Literally hundreds of streets. She lost count.
She didn’t know when she started that it’d take four years. And she didn’t know, when it turned out Carrick would be her last, that Evelyn Dick lived there.
But it’s fitting, one bit of history on top of another. And to plant the flag on top of the achievement, she walked it (by serendipity) in the company of thenwould-be-again-and-now-in-factMayor Fred Eisenberger.
She picked Carrick because her son had recently moved there. Fred was campaigning in the area and when Anita told him what she was doing he asked, “Can I come?” So they walked Carrick together.
“My cousin had some flowers for me at the end,” says Anita. “But (after four years) it was all a bit anticlimactic. Like Forrest Gump (at the end of his long run).” But still fantastic.
It started inauspiciously enough when she went for walk, September 2014. Nothing grandiose. She just wanted to get out.
“I walked around the block, Rymal from Upper Wentworth to Upper Sherman.
“I had a blister starting, I was thirsty and sweaty and had the wrong shoes on. It was just all wrong.”
Next day, fuelled by self-reproach, she got back on the horse, so to speak. She walked.
“I’m a bit OCD,” she says. “All my spices are organized alphabetically. So, on a map, I started marking in the streets I walked so I wouldn’t do them twice.
“But I still wasn’t enjoying. For three weeks I walked,” but with no real appetite for the enterprise.
“Then one day I was walking on Acadia” — she points out the street on her city map, which now has a black magic marker line along every single street — “and a woman, a stranger, drove out of her driveway and rolled down her window and yelled, ‘Keep going. Good luck. I’m a walker too.’”
Anita says, “I wanted to yell back, ‘But I’m not a walker. I hate it.’ The next morning I couldn’t remember the house. But I wanted to thank her.” The encouragement inspired her. And so, with fresh motivation, she learned to enjoy.

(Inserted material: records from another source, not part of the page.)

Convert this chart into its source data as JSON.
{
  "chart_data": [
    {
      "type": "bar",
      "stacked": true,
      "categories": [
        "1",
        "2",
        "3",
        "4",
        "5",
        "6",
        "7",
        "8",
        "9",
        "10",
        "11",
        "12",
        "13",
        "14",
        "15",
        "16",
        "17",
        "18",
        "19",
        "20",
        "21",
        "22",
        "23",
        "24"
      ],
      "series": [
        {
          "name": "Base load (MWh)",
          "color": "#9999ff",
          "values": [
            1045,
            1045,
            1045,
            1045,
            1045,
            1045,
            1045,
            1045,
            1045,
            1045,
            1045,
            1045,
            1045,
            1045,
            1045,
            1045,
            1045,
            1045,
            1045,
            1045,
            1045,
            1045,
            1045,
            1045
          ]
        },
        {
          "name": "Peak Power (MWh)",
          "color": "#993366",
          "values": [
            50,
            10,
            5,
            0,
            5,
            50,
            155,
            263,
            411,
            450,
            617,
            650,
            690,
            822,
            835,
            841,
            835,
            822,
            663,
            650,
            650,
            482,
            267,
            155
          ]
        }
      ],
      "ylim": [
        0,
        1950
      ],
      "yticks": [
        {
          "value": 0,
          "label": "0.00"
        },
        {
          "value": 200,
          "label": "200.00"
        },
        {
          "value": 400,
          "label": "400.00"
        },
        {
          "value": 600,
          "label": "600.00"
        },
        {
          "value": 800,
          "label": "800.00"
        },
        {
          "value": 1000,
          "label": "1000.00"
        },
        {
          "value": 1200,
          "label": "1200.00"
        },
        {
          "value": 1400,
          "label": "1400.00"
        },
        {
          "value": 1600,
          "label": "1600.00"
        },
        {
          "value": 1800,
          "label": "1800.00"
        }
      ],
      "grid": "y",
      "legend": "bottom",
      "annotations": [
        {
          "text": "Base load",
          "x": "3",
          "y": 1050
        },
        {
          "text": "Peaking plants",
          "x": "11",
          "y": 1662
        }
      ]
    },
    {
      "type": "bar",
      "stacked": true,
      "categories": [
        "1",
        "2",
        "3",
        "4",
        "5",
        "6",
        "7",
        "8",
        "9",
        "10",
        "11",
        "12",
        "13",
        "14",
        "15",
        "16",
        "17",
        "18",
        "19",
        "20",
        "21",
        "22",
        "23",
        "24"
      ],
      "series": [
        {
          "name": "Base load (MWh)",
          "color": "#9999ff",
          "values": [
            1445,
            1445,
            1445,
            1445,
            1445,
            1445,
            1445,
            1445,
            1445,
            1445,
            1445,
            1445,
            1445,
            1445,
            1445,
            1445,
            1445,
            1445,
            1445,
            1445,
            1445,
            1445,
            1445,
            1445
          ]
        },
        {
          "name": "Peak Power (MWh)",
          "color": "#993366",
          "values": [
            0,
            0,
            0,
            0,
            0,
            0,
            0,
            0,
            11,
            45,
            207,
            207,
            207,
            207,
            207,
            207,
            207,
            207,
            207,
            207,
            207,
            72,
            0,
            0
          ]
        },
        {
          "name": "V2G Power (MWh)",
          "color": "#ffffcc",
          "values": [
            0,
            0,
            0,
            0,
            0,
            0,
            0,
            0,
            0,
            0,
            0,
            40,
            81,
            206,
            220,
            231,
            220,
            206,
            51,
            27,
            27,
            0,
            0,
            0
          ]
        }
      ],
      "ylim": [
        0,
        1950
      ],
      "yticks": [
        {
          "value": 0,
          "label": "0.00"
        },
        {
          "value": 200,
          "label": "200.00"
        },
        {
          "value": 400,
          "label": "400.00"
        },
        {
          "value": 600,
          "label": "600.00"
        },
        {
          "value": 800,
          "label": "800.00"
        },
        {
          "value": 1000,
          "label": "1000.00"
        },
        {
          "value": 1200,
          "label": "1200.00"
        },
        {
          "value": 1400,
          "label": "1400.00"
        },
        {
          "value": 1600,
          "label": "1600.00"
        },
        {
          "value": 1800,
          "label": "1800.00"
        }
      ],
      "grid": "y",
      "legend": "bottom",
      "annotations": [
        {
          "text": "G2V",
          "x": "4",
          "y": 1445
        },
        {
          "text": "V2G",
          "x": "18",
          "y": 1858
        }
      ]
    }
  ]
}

She walked down one street, then another, and in time the idea took shape. Tackle every street. And now she has.
“I had been walking for about two and a half years, when I happened to be on Acadia again and coming out of a house was the woman from the car.” Anita stopped her and asked if it had been she who rolled down the window to encourage her.
“‘I think that was me,’ she said,” Anita recalls. “We stood hugging and crying in her driveway.”
The whole wonderful exercise — she went through four pairs of shoes — has been strewn with moments of such powerful human
connection, Anita says.
And her vocabulary grew; she learned coddiwomple. To travel in a purposeful manner toward a vague destination.
“I feel now like I belong to the whole city and these are all my neighbourhoods.”
She’s discovered so much about her city that she didn’t know and has reconsidered so much that she thought she did.
One of the treats, she tells me, was finding a street with the name of each of her six children — Anne (though the street is spelled Ann), Shirley, Laura, Karen, Henry and Andrew.
She had great support, she says, from her church, friends, social media followers and family.
But ultimately, she did it herself. About 500 miles a year, she says.
Now Anita, who belongs to the Hamilton Mountain Writers’ Club (which she highly recommends), wants to write a book. What will she call it?
You have to know Anita to guess but if you do you probably will — she’s hilarious and had me in stitches through our whole interview.
Ready? Confessions of a Street Walker. Happy trails, Anita. May all your coddiwomples lead you straight to your dreams.